David Jonathan Brown, a 28-year-old brain and cognitive science student, was arrested in the Friday afternoon attack in the heart of the Los Angeles campus. His mentor, Bosco Tjan, was pronounced dead at the scene.
Brown was among just five students who worked in Tjan’s lab that studied vision loss. In a biography page about the students, Brown’s is the only one without a detailed description or photograph.
Tjan was killed inside the Seeley G. Mudd building where he runs the lab. Brown was arrested without incident almost immediately afterward, police said, adding that the killing was targeted.
Kilho Shin, also a brain and cognitive science graduate student who worked in Tjan’s lab, said Saturday that Brown was a quiet student and seemed satisfied with Tjan’s oversight.
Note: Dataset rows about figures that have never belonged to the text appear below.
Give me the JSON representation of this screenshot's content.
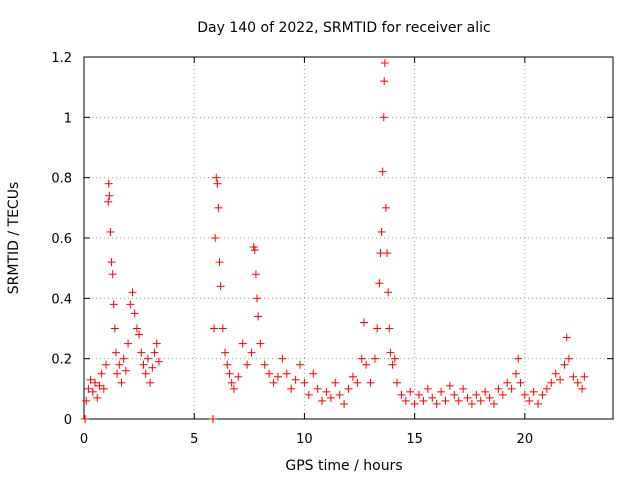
{
  "chart_data": {
    "type": "scatter",
    "title": "Day 140 of 2022, SRMTID for receiver alic",
    "xlabel": "GPS time / hours",
    "ylabel": "SRMTID / TECUs",
    "xlim": [
      0,
      24
    ],
    "ylim": [
      0,
      1.2
    ],
    "xticks": [
      0,
      5,
      10,
      15,
      20
    ],
    "xtick_labels": [
      "0",
      "5",
      "10",
      "15",
      "20"
    ],
    "yticks": [
      0,
      0.2,
      0.4,
      0.6,
      0.8,
      1.0,
      1.2
    ],
    "ytick_labels": [
      "0",
      "0.2",
      "0.4",
      "0.6",
      "0.8",
      "1",
      "1.2"
    ],
    "grid": true,
    "marker": "+",
    "marker_color": "#ff0000",
    "series": [
      {
        "name": "SRMTID",
        "points": [
          [
            0.05,
            0.0
          ],
          [
            0.1,
            0.06
          ],
          [
            0.2,
            0.1
          ],
          [
            0.3,
            0.13
          ],
          [
            0.4,
            0.09
          ],
          [
            0.5,
            0.12
          ],
          [
            0.6,
            0.07
          ],
          [
            0.7,
            0.11
          ],
          [
            0.8,
            0.15
          ],
          [
            0.9,
            0.1
          ],
          [
            1.0,
            0.18
          ],
          [
            1.1,
            0.72
          ],
          [
            1.12,
            0.78
          ],
          [
            1.15,
            0.74
          ],
          [
            1.2,
            0.62
          ],
          [
            1.25,
            0.52
          ],
          [
            1.3,
            0.48
          ],
          [
            1.35,
            0.38
          ],
          [
            1.4,
            0.3
          ],
          [
            1.45,
            0.22
          ],
          [
            1.5,
            0.15
          ],
          [
            1.6,
            0.18
          ],
          [
            1.7,
            0.12
          ],
          [
            1.8,
            0.2
          ],
          [
            1.9,
            0.16
          ],
          [
            2.0,
            0.25
          ],
          [
            2.1,
            0.38
          ],
          [
            2.2,
            0.42
          ],
          [
            2.3,
            0.35
          ],
          [
            2.4,
            0.3
          ],
          [
            2.5,
            0.28
          ],
          [
            2.6,
            0.22
          ],
          [
            2.7,
            0.18
          ],
          [
            2.8,
            0.15
          ],
          [
            2.9,
            0.2
          ],
          [
            3.0,
            0.12
          ],
          [
            3.1,
            0.17
          ],
          [
            3.2,
            0.22
          ],
          [
            3.3,
            0.25
          ],
          [
            3.4,
            0.19
          ],
          [
            5.85,
            0.0
          ],
          [
            5.9,
            0.3
          ],
          [
            5.95,
            0.6
          ],
          [
            6.0,
            0.8
          ],
          [
            6.05,
            0.78
          ],
          [
            6.1,
            0.7
          ],
          [
            6.15,
            0.52
          ],
          [
            6.2,
            0.44
          ],
          [
            6.3,
            0.3
          ],
          [
            6.4,
            0.22
          ],
          [
            6.5,
            0.18
          ],
          [
            6.6,
            0.15
          ],
          [
            6.7,
            0.12
          ],
          [
            6.8,
            0.1
          ],
          [
            7.0,
            0.14
          ],
          [
            7.2,
            0.25
          ],
          [
            7.4,
            0.18
          ],
          [
            7.6,
            0.22
          ],
          [
            7.7,
            0.57
          ],
          [
            7.75,
            0.56
          ],
          [
            7.8,
            0.48
          ],
          [
            7.85,
            0.4
          ],
          [
            7.9,
            0.34
          ],
          [
            8.0,
            0.25
          ],
          [
            8.2,
            0.18
          ],
          [
            8.4,
            0.15
          ],
          [
            8.6,
            0.12
          ],
          [
            8.8,
            0.14
          ],
          [
            9.0,
            0.2
          ],
          [
            9.2,
            0.15
          ],
          [
            9.4,
            0.1
          ],
          [
            9.6,
            0.13
          ],
          [
            9.8,
            0.18
          ],
          [
            10.0,
            0.12
          ],
          [
            10.2,
            0.08
          ],
          [
            10.4,
            0.15
          ],
          [
            10.6,
            0.1
          ],
          [
            10.8,
            0.06
          ],
          [
            11.0,
            0.09
          ],
          [
            11.2,
            0.07
          ],
          [
            11.4,
            0.12
          ],
          [
            11.6,
            0.08
          ],
          [
            11.8,
            0.05
          ],
          [
            12.0,
            0.1
          ],
          [
            12.2,
            0.14
          ],
          [
            12.4,
            0.12
          ],
          [
            12.6,
            0.2
          ],
          [
            12.7,
            0.32
          ],
          [
            12.8,
            0.18
          ],
          [
            13.0,
            0.12
          ],
          [
            13.2,
            0.2
          ],
          [
            13.3,
            0.3
          ],
          [
            13.4,
            0.45
          ],
          [
            13.45,
            0.55
          ],
          [
            13.5,
            0.62
          ],
          [
            13.55,
            0.82
          ],
          [
            13.6,
            1.0
          ],
          [
            13.62,
            1.12
          ],
          [
            13.65,
            1.18
          ],
          [
            13.7,
            0.7
          ],
          [
            13.75,
            0.55
          ],
          [
            13.8,
            0.42
          ],
          [
            13.85,
            0.3
          ],
          [
            13.9,
            0.22
          ],
          [
            14.0,
            0.18
          ],
          [
            14.1,
            0.2
          ],
          [
            14.2,
            0.12
          ],
          [
            14.4,
            0.08
          ],
          [
            14.6,
            0.06
          ],
          [
            14.8,
            0.09
          ],
          [
            15.0,
            0.05
          ],
          [
            15.2,
            0.08
          ],
          [
            15.4,
            0.06
          ],
          [
            15.6,
            0.1
          ],
          [
            15.8,
            0.07
          ],
          [
            16.0,
            0.05
          ],
          [
            16.2,
            0.09
          ],
          [
            16.4,
            0.06
          ],
          [
            16.6,
            0.11
          ],
          [
            16.8,
            0.08
          ],
          [
            17.0,
            0.06
          ],
          [
            17.2,
            0.1
          ],
          [
            17.4,
            0.07
          ],
          [
            17.6,
            0.05
          ],
          [
            17.8,
            0.08
          ],
          [
            18.0,
            0.06
          ],
          [
            18.2,
            0.09
          ],
          [
            18.4,
            0.07
          ],
          [
            18.6,
            0.05
          ],
          [
            18.8,
            0.1
          ],
          [
            19.0,
            0.08
          ],
          [
            19.2,
            0.12
          ],
          [
            19.4,
            0.1
          ],
          [
            19.6,
            0.15
          ],
          [
            19.7,
            0.2
          ],
          [
            19.8,
            0.12
          ],
          [
            20.0,
            0.08
          ],
          [
            20.2,
            0.06
          ],
          [
            20.4,
            0.09
          ],
          [
            20.6,
            0.05
          ],
          [
            20.8,
            0.08
          ],
          [
            21.0,
            0.1
          ],
          [
            21.2,
            0.12
          ],
          [
            21.4,
            0.15
          ],
          [
            21.6,
            0.13
          ],
          [
            21.8,
            0.18
          ],
          [
            21.9,
            0.27
          ],
          [
            22.0,
            0.2
          ],
          [
            22.2,
            0.14
          ],
          [
            22.4,
            0.12
          ],
          [
            22.6,
            0.1
          ],
          [
            22.7,
            0.14
          ]
        ]
      }
    ]
  }
}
“I don’t know what exactly happened between them. But as far as I know, Bosco likes David’s work and David also seemed to be satisfied with his supervising,” Shin said. “Their conversation on research was healthy and constructive.”
Shin said he was shocked by Tjan’s killing, adding that the professor was humorous, kind and warm, and a genius in his area of study.
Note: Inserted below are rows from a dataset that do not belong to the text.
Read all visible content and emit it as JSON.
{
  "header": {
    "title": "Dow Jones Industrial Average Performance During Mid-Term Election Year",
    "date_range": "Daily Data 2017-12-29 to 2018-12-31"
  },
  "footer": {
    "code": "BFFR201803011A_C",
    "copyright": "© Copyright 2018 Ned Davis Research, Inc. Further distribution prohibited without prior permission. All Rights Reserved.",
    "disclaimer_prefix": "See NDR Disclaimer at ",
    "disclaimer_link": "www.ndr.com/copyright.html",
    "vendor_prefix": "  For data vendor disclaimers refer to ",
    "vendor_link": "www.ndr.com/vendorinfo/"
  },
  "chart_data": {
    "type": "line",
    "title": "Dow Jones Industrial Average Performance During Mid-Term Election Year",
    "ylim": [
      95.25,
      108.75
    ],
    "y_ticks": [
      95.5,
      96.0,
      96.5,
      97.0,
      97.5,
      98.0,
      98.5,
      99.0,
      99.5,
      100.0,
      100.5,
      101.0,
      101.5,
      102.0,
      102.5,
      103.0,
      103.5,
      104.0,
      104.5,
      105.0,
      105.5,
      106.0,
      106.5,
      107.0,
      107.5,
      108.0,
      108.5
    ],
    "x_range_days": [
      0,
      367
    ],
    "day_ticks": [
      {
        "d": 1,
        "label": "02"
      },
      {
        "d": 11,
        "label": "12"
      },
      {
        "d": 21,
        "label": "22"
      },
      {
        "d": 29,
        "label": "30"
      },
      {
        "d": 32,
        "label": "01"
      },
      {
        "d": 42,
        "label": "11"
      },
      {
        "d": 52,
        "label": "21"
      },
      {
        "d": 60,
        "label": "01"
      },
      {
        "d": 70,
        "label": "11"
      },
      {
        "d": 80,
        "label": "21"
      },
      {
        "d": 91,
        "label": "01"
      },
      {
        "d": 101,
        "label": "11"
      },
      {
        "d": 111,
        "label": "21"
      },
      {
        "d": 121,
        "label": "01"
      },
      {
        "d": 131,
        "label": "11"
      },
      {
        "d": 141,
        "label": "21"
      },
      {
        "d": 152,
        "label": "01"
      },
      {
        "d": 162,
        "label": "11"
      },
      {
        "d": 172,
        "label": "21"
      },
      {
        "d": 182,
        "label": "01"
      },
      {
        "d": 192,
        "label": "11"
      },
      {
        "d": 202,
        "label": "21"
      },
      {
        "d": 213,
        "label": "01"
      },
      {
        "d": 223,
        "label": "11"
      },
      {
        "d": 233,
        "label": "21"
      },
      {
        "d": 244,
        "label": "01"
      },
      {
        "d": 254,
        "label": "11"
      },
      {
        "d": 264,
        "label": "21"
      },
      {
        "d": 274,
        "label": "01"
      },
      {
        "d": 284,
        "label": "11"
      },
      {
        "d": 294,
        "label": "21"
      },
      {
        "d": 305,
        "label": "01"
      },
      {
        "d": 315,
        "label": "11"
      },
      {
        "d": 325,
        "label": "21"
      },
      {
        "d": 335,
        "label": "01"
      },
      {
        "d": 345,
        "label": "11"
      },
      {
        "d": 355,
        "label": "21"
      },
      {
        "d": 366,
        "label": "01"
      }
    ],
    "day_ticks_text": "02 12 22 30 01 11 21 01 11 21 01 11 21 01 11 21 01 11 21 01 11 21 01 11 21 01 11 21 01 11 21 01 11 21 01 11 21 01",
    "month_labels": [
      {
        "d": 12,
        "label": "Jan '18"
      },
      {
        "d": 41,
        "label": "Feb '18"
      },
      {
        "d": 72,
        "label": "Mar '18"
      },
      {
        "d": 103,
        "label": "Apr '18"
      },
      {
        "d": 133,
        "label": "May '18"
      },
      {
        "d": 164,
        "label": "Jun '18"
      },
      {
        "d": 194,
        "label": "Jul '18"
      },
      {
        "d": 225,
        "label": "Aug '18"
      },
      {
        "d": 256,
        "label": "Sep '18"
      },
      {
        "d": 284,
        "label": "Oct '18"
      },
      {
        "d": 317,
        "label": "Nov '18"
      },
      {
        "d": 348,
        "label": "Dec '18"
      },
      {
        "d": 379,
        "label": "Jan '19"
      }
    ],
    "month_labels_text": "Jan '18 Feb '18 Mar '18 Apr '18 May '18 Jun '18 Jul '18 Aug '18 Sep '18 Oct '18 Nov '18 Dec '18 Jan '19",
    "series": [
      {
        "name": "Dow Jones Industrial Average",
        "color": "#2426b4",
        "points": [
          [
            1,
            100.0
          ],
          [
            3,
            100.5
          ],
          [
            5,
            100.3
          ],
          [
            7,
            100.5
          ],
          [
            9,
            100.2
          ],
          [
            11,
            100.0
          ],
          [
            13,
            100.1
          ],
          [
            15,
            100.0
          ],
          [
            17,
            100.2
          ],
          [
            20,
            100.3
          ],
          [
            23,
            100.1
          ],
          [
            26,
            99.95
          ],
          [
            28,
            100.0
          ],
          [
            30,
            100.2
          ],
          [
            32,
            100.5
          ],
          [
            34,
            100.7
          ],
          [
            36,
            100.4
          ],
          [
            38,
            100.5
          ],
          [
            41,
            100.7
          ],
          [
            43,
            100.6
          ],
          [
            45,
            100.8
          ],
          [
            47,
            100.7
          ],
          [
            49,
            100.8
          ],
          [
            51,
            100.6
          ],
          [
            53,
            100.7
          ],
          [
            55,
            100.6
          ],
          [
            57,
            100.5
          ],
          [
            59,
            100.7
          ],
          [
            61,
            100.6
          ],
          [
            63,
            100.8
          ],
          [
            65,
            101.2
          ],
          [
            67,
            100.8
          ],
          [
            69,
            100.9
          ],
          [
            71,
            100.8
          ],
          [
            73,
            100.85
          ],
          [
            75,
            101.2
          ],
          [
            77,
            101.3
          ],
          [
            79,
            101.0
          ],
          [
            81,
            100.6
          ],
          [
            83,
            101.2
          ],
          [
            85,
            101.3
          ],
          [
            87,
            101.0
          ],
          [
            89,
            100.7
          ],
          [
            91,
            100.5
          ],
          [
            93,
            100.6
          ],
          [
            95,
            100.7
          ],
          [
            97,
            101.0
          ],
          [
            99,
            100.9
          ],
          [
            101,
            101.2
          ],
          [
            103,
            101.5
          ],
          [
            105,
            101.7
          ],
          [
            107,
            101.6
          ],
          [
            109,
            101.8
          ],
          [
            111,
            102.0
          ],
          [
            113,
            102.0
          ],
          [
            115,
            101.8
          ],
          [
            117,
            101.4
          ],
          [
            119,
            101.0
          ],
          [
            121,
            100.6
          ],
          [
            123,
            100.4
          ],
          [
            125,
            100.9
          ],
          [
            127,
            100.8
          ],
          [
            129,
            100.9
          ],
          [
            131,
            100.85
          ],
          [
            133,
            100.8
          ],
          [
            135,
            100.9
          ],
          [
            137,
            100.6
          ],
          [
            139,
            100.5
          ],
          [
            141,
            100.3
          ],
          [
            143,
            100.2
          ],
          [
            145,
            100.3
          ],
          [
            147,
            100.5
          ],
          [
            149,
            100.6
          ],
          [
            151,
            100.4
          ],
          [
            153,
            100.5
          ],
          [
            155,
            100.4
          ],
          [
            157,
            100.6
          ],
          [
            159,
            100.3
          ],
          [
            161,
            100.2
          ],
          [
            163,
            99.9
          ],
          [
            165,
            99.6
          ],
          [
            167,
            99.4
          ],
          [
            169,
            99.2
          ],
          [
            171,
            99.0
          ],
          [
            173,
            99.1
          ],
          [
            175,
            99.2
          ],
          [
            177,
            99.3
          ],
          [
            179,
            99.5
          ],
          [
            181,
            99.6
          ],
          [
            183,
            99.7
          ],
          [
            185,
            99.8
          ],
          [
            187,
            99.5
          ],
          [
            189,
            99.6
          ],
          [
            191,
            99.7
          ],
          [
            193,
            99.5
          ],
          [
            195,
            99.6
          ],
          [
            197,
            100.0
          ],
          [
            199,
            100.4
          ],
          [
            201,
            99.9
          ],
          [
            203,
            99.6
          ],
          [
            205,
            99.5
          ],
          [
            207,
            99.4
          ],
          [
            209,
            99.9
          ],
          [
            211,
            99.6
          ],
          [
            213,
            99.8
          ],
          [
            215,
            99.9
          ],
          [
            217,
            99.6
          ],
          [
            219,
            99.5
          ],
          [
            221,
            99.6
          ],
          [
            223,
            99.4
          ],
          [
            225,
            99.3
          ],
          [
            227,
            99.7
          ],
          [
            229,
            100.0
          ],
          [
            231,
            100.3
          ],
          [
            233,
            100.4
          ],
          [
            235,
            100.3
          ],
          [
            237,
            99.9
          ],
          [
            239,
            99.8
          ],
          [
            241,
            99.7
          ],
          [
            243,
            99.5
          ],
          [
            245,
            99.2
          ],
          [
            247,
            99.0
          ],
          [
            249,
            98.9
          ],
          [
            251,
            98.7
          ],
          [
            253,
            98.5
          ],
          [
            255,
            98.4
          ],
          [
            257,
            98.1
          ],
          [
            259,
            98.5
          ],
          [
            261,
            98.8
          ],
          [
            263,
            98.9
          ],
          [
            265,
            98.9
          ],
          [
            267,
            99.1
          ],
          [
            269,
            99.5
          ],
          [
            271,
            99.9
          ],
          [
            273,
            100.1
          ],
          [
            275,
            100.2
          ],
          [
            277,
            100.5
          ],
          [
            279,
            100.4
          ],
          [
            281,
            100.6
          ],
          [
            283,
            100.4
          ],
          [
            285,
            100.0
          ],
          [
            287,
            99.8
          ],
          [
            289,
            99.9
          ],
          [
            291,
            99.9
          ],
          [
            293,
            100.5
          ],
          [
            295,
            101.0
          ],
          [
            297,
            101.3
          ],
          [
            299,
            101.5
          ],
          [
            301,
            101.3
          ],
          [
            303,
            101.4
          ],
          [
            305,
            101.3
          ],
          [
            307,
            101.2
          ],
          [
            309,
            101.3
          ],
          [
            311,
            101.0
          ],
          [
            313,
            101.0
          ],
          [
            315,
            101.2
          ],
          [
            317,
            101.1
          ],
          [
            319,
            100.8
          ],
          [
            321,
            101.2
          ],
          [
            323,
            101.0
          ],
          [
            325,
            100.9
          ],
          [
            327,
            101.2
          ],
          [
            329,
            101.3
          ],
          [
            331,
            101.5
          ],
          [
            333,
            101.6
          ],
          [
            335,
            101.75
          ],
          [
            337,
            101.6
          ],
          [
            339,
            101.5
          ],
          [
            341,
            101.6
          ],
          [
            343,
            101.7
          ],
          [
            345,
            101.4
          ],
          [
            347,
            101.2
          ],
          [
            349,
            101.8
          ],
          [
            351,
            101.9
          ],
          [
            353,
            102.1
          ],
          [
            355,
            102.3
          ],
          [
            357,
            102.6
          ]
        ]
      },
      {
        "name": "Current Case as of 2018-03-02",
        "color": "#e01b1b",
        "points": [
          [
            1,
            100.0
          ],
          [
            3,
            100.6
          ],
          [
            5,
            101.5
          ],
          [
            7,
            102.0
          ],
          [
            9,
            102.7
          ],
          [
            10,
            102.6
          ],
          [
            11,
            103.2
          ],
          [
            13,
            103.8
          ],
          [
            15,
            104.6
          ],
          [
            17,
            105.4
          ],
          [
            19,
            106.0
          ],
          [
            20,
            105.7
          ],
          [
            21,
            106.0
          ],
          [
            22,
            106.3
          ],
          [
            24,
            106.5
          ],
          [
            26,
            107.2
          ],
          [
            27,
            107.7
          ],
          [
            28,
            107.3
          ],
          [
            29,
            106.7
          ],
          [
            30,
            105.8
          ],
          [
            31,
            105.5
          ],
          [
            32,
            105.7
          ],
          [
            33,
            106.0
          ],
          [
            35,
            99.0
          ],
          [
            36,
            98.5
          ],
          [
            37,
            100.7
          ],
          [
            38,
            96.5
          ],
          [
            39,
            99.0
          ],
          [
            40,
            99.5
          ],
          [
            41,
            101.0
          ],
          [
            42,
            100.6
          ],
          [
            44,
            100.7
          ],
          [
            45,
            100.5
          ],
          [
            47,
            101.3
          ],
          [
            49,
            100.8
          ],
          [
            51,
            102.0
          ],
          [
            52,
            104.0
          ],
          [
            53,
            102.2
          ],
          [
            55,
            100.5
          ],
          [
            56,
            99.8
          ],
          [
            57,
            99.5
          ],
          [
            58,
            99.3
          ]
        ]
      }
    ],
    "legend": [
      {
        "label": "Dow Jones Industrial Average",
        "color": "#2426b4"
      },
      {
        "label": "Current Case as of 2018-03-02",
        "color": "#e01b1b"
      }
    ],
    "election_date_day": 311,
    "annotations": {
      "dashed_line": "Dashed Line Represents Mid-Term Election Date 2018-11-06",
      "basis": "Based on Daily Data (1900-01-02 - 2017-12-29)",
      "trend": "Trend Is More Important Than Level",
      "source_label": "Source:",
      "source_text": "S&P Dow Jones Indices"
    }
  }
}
“It is s a big loss not only to me but also in this field and society. He has served his lab members as his family members, not just graduate students, including David Brown,” he said.
Chris Purington, project manager at Tjan’s lab, said Friday that he never heard of anyone having a problem with Tjan, a married father of one son listed in public records as 50 years old.
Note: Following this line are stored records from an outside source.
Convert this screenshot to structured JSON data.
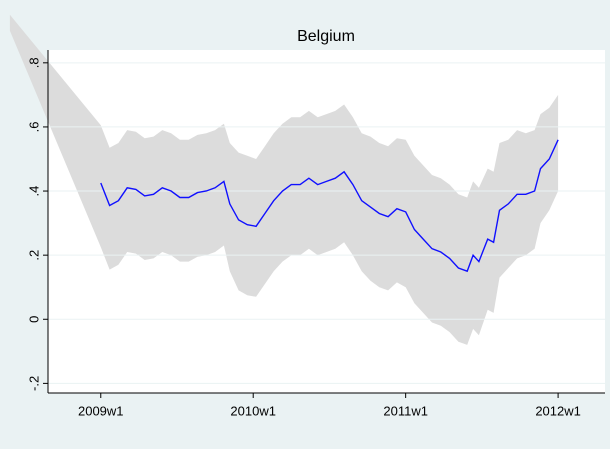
{
  "chart_data": {
    "type": "line",
    "title": "Belgium",
    "x": [
      2517,
      2548,
      2551,
      2554,
      2557,
      2560,
      2563,
      2566,
      2569,
      2572,
      2575,
      2578,
      2581,
      2584,
      2587,
      2590,
      2592,
      2595,
      2598,
      2601,
      2604,
      2607,
      2610,
      2613,
      2616,
      2619,
      2622,
      2625,
      2628,
      2631,
      2634,
      2637,
      2640,
      2643,
      2646,
      2649,
      2652,
      2655,
      2658,
      2661,
      2664,
      2667,
      2670,
      2673,
      2675,
      2677,
      2680,
      2682,
      2684,
      2687,
      2690,
      2693,
      2696,
      2698,
      2701,
      2704
    ],
    "series": [
      {
        "color": "#1010ff",
        "values": [
          null,
          0.425,
          0.355,
          0.37,
          0.41,
          0.405,
          0.385,
          0.39,
          0.41,
          0.4,
          0.38,
          0.38,
          0.395,
          0.4,
          0.41,
          0.43,
          0.36,
          0.31,
          0.295,
          0.29,
          0.33,
          0.37,
          0.4,
          0.42,
          0.42,
          0.44,
          0.42,
          0.43,
          0.44,
          0.46,
          0.42,
          0.37,
          0.35,
          0.33,
          0.32,
          0.345,
          0.335,
          0.28,
          0.25,
          0.22,
          0.21,
          0.19,
          0.16,
          0.15,
          0.2,
          0.18,
          0.25,
          0.24,
          0.34,
          0.36,
          0.39,
          0.39,
          0.4,
          0.47,
          0.5,
          0.56
        ]
      }
    ],
    "band": {
      "color": "#dcdcdc",
      "lower": [
        0.9,
        0.225,
        0.155,
        0.17,
        0.21,
        0.205,
        0.185,
        0.19,
        0.21,
        0.2,
        0.18,
        0.18,
        0.195,
        0.2,
        0.21,
        0.23,
        0.15,
        0.09,
        0.075,
        0.07,
        0.11,
        0.15,
        0.18,
        0.2,
        0.2,
        0.22,
        0.2,
        0.21,
        0.22,
        0.24,
        0.2,
        0.15,
        0.12,
        0.1,
        0.09,
        0.115,
        0.1,
        0.05,
        0.02,
        -0.01,
        -0.02,
        -0.04,
        -0.07,
        -0.08,
        -0.03,
        -0.05,
        0.03,
        0.02,
        0.13,
        0.16,
        0.19,
        0.2,
        0.22,
        0.3,
        0.34,
        0.4
      ],
      "upper": [
        0.95,
        0.605,
        0.535,
        0.55,
        0.59,
        0.585,
        0.565,
        0.57,
        0.59,
        0.58,
        0.56,
        0.56,
        0.575,
        0.58,
        0.59,
        0.61,
        0.55,
        0.52,
        0.51,
        0.5,
        0.54,
        0.58,
        0.61,
        0.63,
        0.63,
        0.65,
        0.63,
        0.64,
        0.65,
        0.67,
        0.63,
        0.58,
        0.57,
        0.55,
        0.54,
        0.565,
        0.56,
        0.51,
        0.48,
        0.45,
        0.44,
        0.42,
        0.39,
        0.38,
        0.43,
        0.41,
        0.47,
        0.46,
        0.55,
        0.56,
        0.59,
        0.58,
        0.59,
        0.64,
        0.66,
        0.7
      ]
    },
    "xlim": [
      2530,
      2720
    ],
    "xticks": [
      {
        "value": 2548,
        "label": "2009w1"
      },
      {
        "value": 2600,
        "label": "2010w1"
      },
      {
        "value": 2652,
        "label": "2011w1"
      },
      {
        "value": 2704,
        "label": "2012w1"
      }
    ],
    "ylim": [
      -0.23,
      0.84
    ],
    "yticks": [
      {
        "value": -0.2,
        "label": "-.2"
      },
      0,
      {
        "value": 0.2,
        "label": ".2"
      },
      {
        "value": 0.4,
        "label": ".4"
      },
      {
        "value": 0.6,
        "label": ".6"
      },
      {
        "value": 0.8,
        "label": ".8"
      }
    ],
    "grid": true
  }
}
“He was somebody who really cared about people. I know he cared about me,” Purington said through tears. “He mentored people, and he looked out for them. He spent a lot of time thinking about what it means to be a mentor and guide people.”
He said the professor gave him a job both after he graduated from USC and after graduate school at the University of California-Berkeley.
Purington, who traveled with Tjan for various science conferences, said that everyone knew and loved the professor.
“People talk about scientists as very cold or robotic. Bosco is a guy that he could talk to anybody about anything,” he said. “He couldn’t move through a room without being sidetracked in all these conversations.
“He just had this energy about him. Kinetic might be the word. He had a huge impact on my life.”
Purington, who also oversaw Brown at the lab, said Saturday that he was not ready to speak about the student.
David Clewett said he was a student in Tjan’s brain-imaging course and met with him about how to analyze his data.
“He was a brilliant scientist and an exceptional person who was always kind, generous with his time, and genuinely cared about his students and colleagues,” Clewett said. “This is a such tragic and shocking loss.”
Student Kingson Man said Tjan “was a model of generosity and caring to his students.”
“He was the one we all went to with the really hard, really technical questions,” Man said. “He was a great scientist and role model.”
In a letter addressed to the USC community, university President C. L. Max Nikias called Tjan’s killing a tragedy.
“As the Trojan family mourns Professor Tjan’s untimely passing, we will keep his family in our thoughts,” Nikias said.
Tjan joined USC in 2001, taught in the Dornsife College of Letters, Arts and Sciences, and served as co-director of the Dornsife Cognitive Neuroimaging Center, Nikias said.
The stabbing comes six months after a well-loved professor was fatally shot on the UCLA campus. Authorities believe former student Mainak Sarkar killed his estranged wife in a Minneapolis suburb before driving across the country to Los Angeles and killing engineering professor William Klug on June 1. Klug had helped Sarkar earn his engineering Ph.D. in 2013.
USC has 44,000 students enrolled, including more than 10,000 international students. A highly competitive school, it enrolled only about 16 percent of the more than 54,000 people who applied for its freshman class this year.